Good morning, everyone.
Madam Chair, thank you for inviting me to appear before the committee.
I am very pleased to represent the francophone music sector, which at times is overlooked in discussions concerning the Broadcasting Act.
The Association des professionnels de l'édition musicale, or APEM, represents the Quebec and francophone music publishers of Canada. Music publishers, partnering with author-composers, support the creation of musical works and promote and administer them. Music is published wherever there are music, online and concert music services and audiovisual productions.
The music sector needs the continuity that the Canadian broadcasting system affords.
There is much talk of the potential negative effects of the bill and the potentially twisted way in which the Canadian Radio-television and Telecommunications Commission, the CRTC, may interpret it. The CRTC currently has more power than what it would be granted under Bill C‑11, and the work it has done over the past 50 years hasn't troubled a single citizen. CRTC regulations are of critical importance to the francophone music sector.
I will therefore begin by discussing the very real effects of the lack of a regulatory framework that applies to online undertakings. It's quite simple: the further the online transition progresses, the more the Canadian music sector shrinks and strains to reach its audience.
The revenues that the Society of Composers, Authors and Music Publishers of Canada, or SOCAN, has paid to Quebec music publishers have fallen by 24% since 2016. Revenues from conventional sources such as radio and television are declining, and we have been unable to obtain a substantial share of revenues from online undertaking, which are growing.
According to SOCAN, the royalties distributed to Canadian authors and composers from digital distributors are 69% lower than those from traditional broadcasters. Only 10% of royalties from digital media are distributed to SOCAN members compared to 34% for conventional media.
Growth in the online music sector mainly benefits the platforms and a very limited number of international artists. It has not helped local music or niche music artists, minority artists or those who speak languages other than English.
Quebec music struggles to reach its audience online. According to statistics obtained by the Association québécoise de l'industrie du disque, du spectacle et de la vidéo, or ADISQ, our market share in Quebec is only 8% for online music services compared to 50% for record sales. Our francophone music is in even greater trouble as it represents only 6% of total streams. The situation is dire.
In the music business, if no one listens, you don't get paid. If your music doesn't reach an audience, that has a spillover effect that affects concert ticket sales, the uptake of songs by performers, the incorporation of music in audiovisual productions and the entire value chain. Apart from financial aspects, this concerns our culture. Our cultural sovereignty is in question.

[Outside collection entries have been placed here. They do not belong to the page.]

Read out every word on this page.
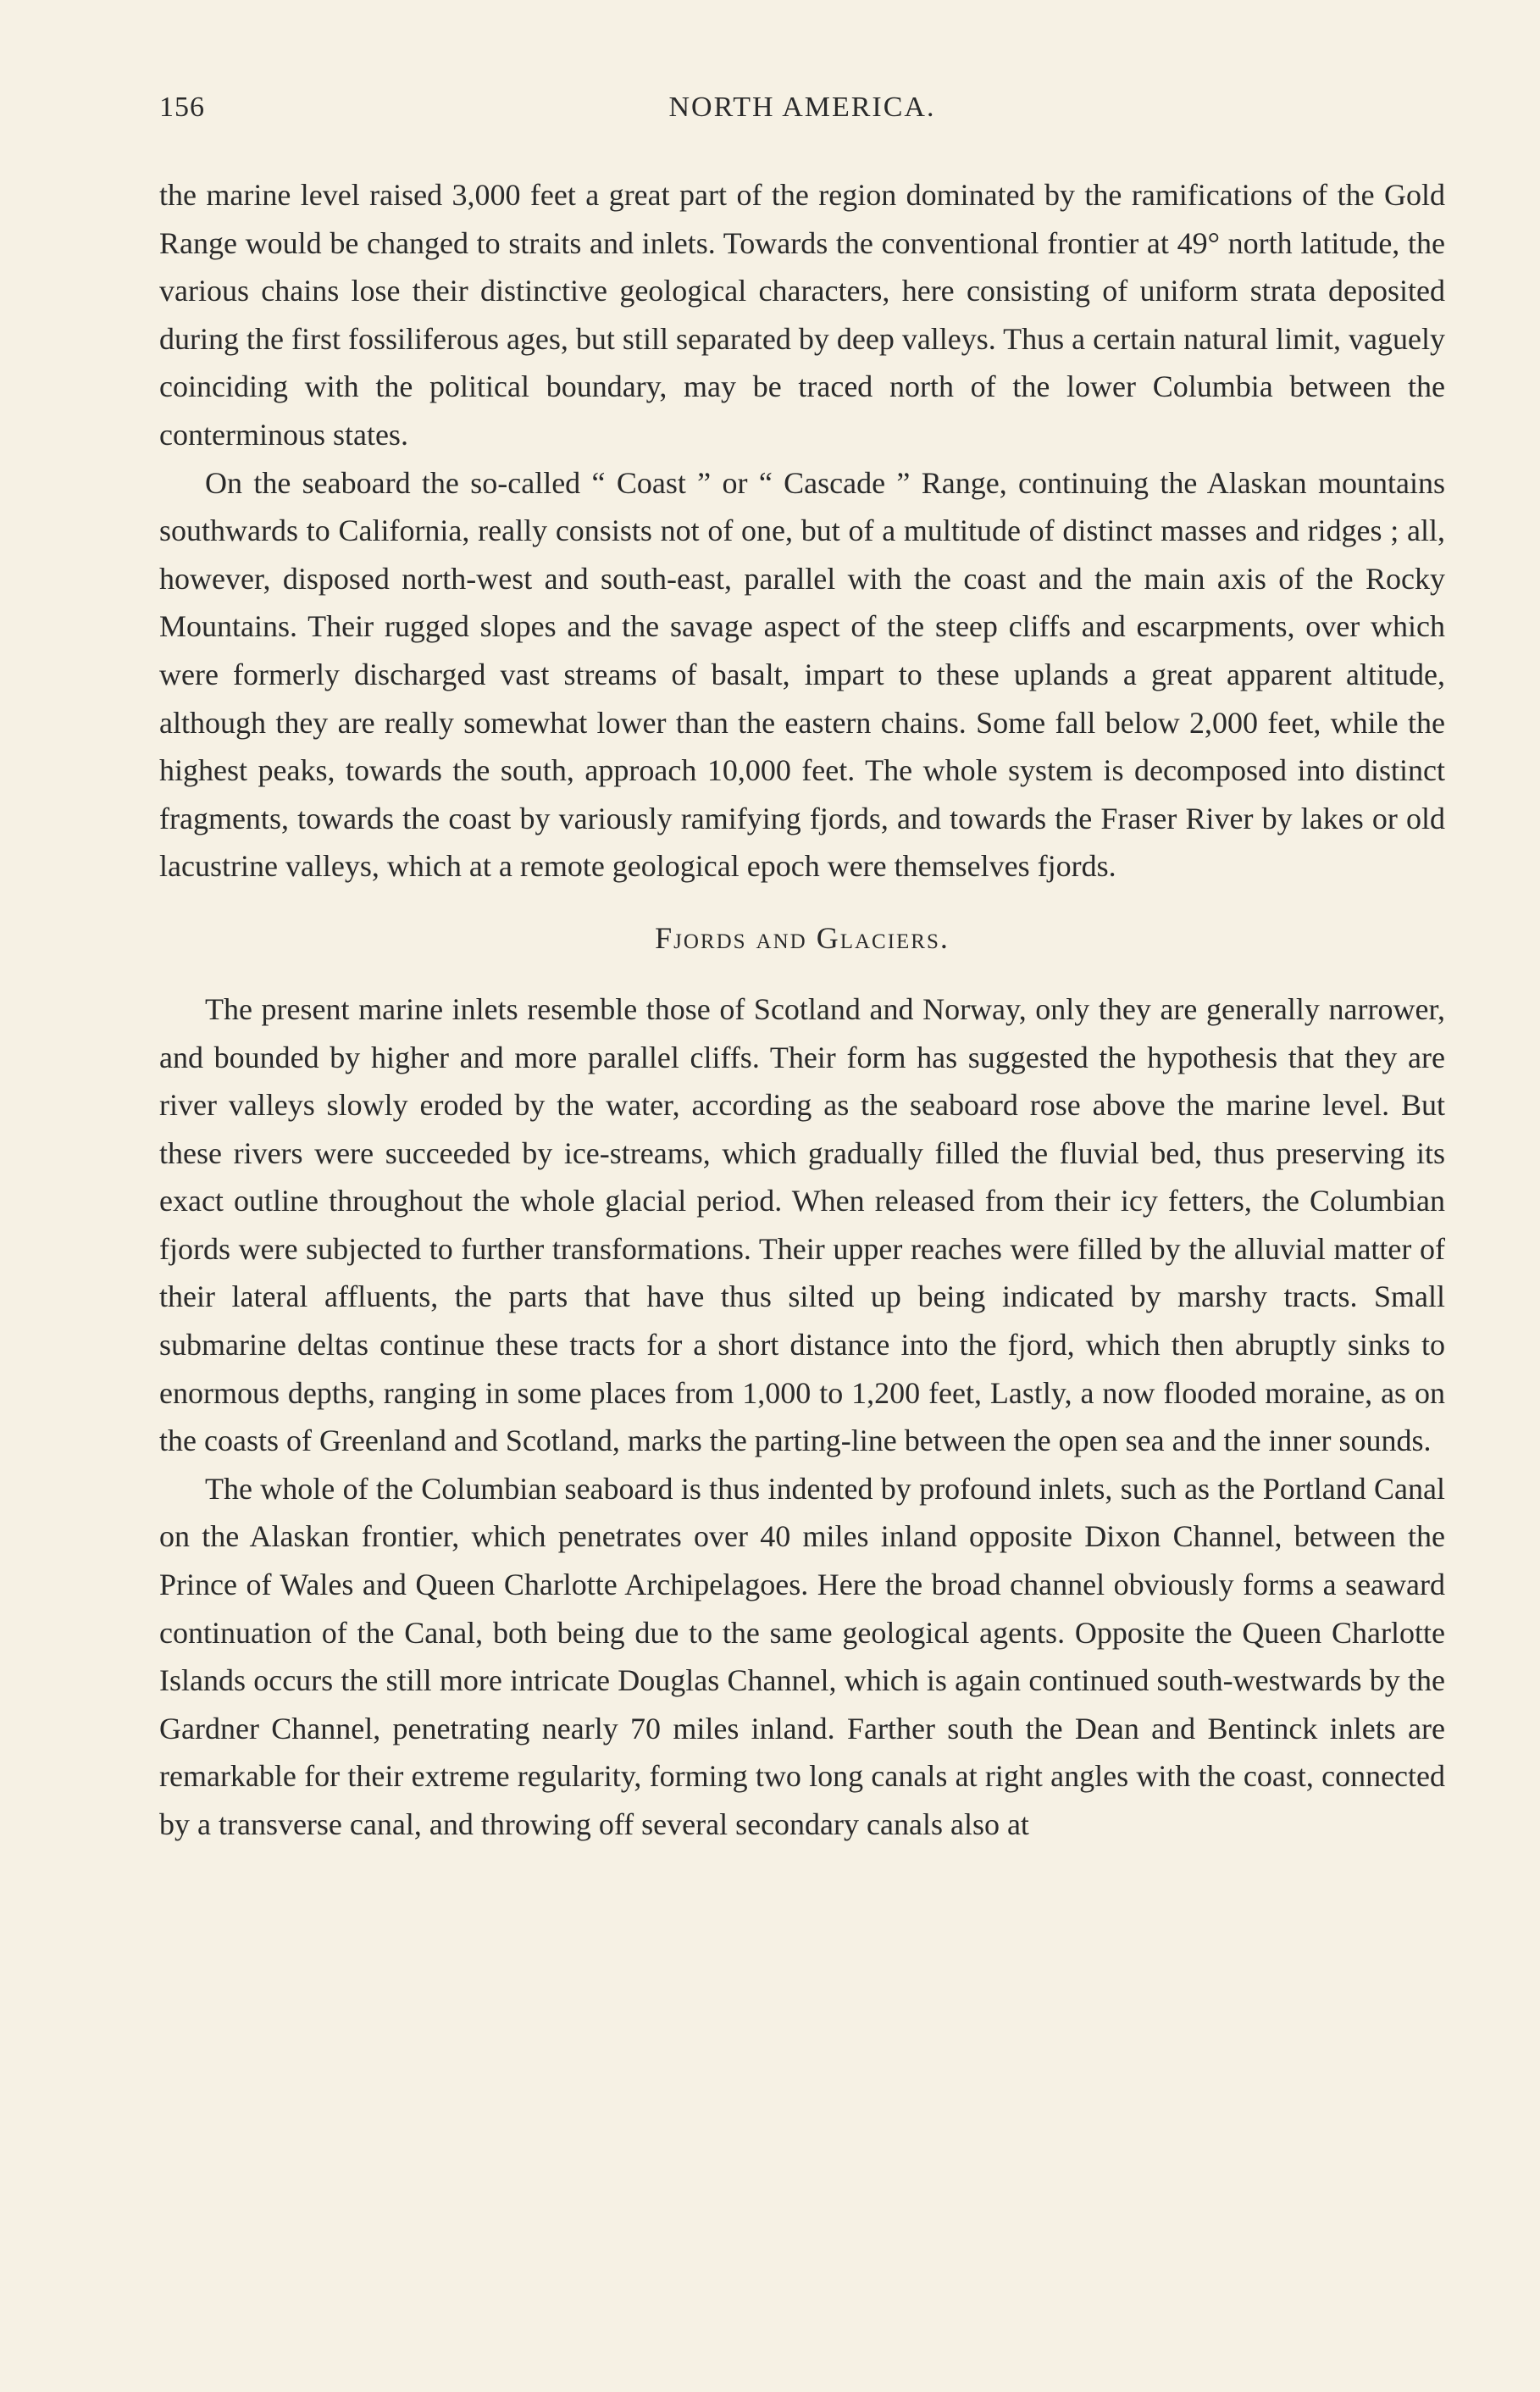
156	NORTH AMERICA.

the marine level raised 3,000 feet a great part of the region dominated by the ramifications of the Gold Range would be changed to straits and inlets. Towards the conventional frontier at 49° north latitude, the various chains lose their distinctive geological characters, here consisting of uniform strata deposited during the first fossiliferous ages, but still separated by deep valleys. Thus a certain natural limit, vaguely coinciding with the political boundary, may be traced north of the lower Columbia between the conterminous states.

On the seaboard the so-called “ Coast ” or “ Cascade ” Range, continuing the Alaskan mountains southwards to California, really consists not of one, but of a multitude of distinct masses and ridges ; all, however, disposed north-west and south-east, parallel with the coast and the main axis of the Rocky Mountains. Their rugged slopes and the savage aspect of the steep cliffs and escarpments, over which were formerly discharged vast streams of basalt, impart to these uplands a great apparent altitude, although they are really somewhat lower than the eastern chains. Some fall below 2,000 feet, while the highest peaks, towards the south, approach 10,000 feet. The whole system is decomposed into distinct fragments, towards the coast by variously ramifying fjords, and towards the Fraser River by lakes or old lacustrine valleys, which at a remote geological epoch were themselves fjords.

Fjords and Glaciers.

The present marine inlets resemble those of Scotland and Norway, only they are generally narrower, and bounded by higher and more parallel cliffs. Their form has suggested the hypothesis that they are river valleys slowly eroded by the water, according as the seaboard rose above the marine level. But these rivers were succeeded by ice-streams, which gradually filled the fluvial bed, thus preserving its exact outline throughout the whole glacial period. When released from their icy fetters, the Columbian fjords were subjected to further transformations. Their upper reaches were filled by the alluvial matter of their lateral affluents, the parts that have thus silted up being indicated by marshy tracts. Small submarine deltas continue these tracts for a short distance into the fjord, which then abruptly sinks to enormous depths, ranging in some places from 1,000 to 1,200 feet, Lastly, a now flooded moraine, as on the coasts of Greenland and Scotland, marks the parting-line between the open sea and the inner sounds.

The whole of the Columbian seaboard is thus indented by profound inlets, such as the Portland Canal on the Alaskan frontier, which penetrates over 40 miles inland opposite Dixon Channel, between the Prince of Wales and Queen Charlotte Archipelagoes. Here the broad channel obviously forms a seaward continuation of the Canal, both being due to the same geological agents. Opposite the Queen Charlotte Islands occurs the still more intricate Douglas Channel, which is again continued south-westwards by the Gardner Channel, penetrating nearly 70 miles inland. Farther south the Dean and Bentinck inlets are remarkable for their extreme regularity, forming two long canals at right angles with the coast, connected by a transverse canal, and throwing off several secondary canals also at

Online undertaking have no financial interest in promoting, recommending or supporting a diversity of cultural expression. For them, cultural standardization is less complex and more profitable.
This is nothing new. We have been protecting our diversity of cultural expression with statutes and regulations for decades, and we must continue to do the same. The CRTC's regulation operates in the traditional environment, and it is high time it was adapted to the digital environment.
Bill C‑11 is a good piece of legislation and should be promptly adopted.
The web giants and opponents of the Broadcasting Act are exercising enormous pressure to create flaws in the bill. We must not yield to the platforms' lobbyists, who use misinformation and try to mislead.
The portions of Bill C‑11 concerning social media broadcasting activities should not be amended further. As you know, the text of Bill C‑10 was adopted by the House of Commons, but contained no social media exception in clause 4. The criticisms were heard and Bill C‑11 featured the return of that exception, but in a way that remains acceptable to us.
Any further change to the text of clause 4 could create a loophole for social media that will be felt by all broadcasting undertakings. It must be understood that TikTok competes with YouTube, which competes with Spotify, which competes with radio. The act must apply fairly to all undertakings or else it may be obsolete as soon as it is passed.
Some say the text lacks clarity, but the bill's opponents are focusing their attention on a single pixel to distract us from the big picture. The text of the bill is not limited to clause 4. The Broadcasting Act sets forth clear objectives and provides many guardrails. Any attempt to revise too many elements in the bill would stiffen the Canadian broadcasting system and rob it of the flexibility it needs to adapt to the rapid changes in our sector. The CRTC must be given the means to exercise adequate regulation over the web giants' broadcasting activities.
However, we are in favour of moderate amendments to Bill C‑11. We support the amendments proposed by the Coalition for the Diversity of Cultural Expressions, particularly so that the use of Canadian talent is equivalent for Canadian and foreign undertakings solely under paragraph 3(1)(f) and so that the CRTC's orders are subject to appeal to the Governor in Council.
We are also in favour of a public hearings process for the making of orders so that the CRTC is required to demonstrate that Canadian broadcasting policy objectives have been achieved. The maximum amount of potential penalties must be increased in the administration of administrative monetary sanctions in the event the act is contravened. It would also be desirable that the CRTC demonstrate transparency as a general rule.
Bill C‑11 should be quickly passed. The process has been dragging a very long time.
I will be pleased to answer your questions.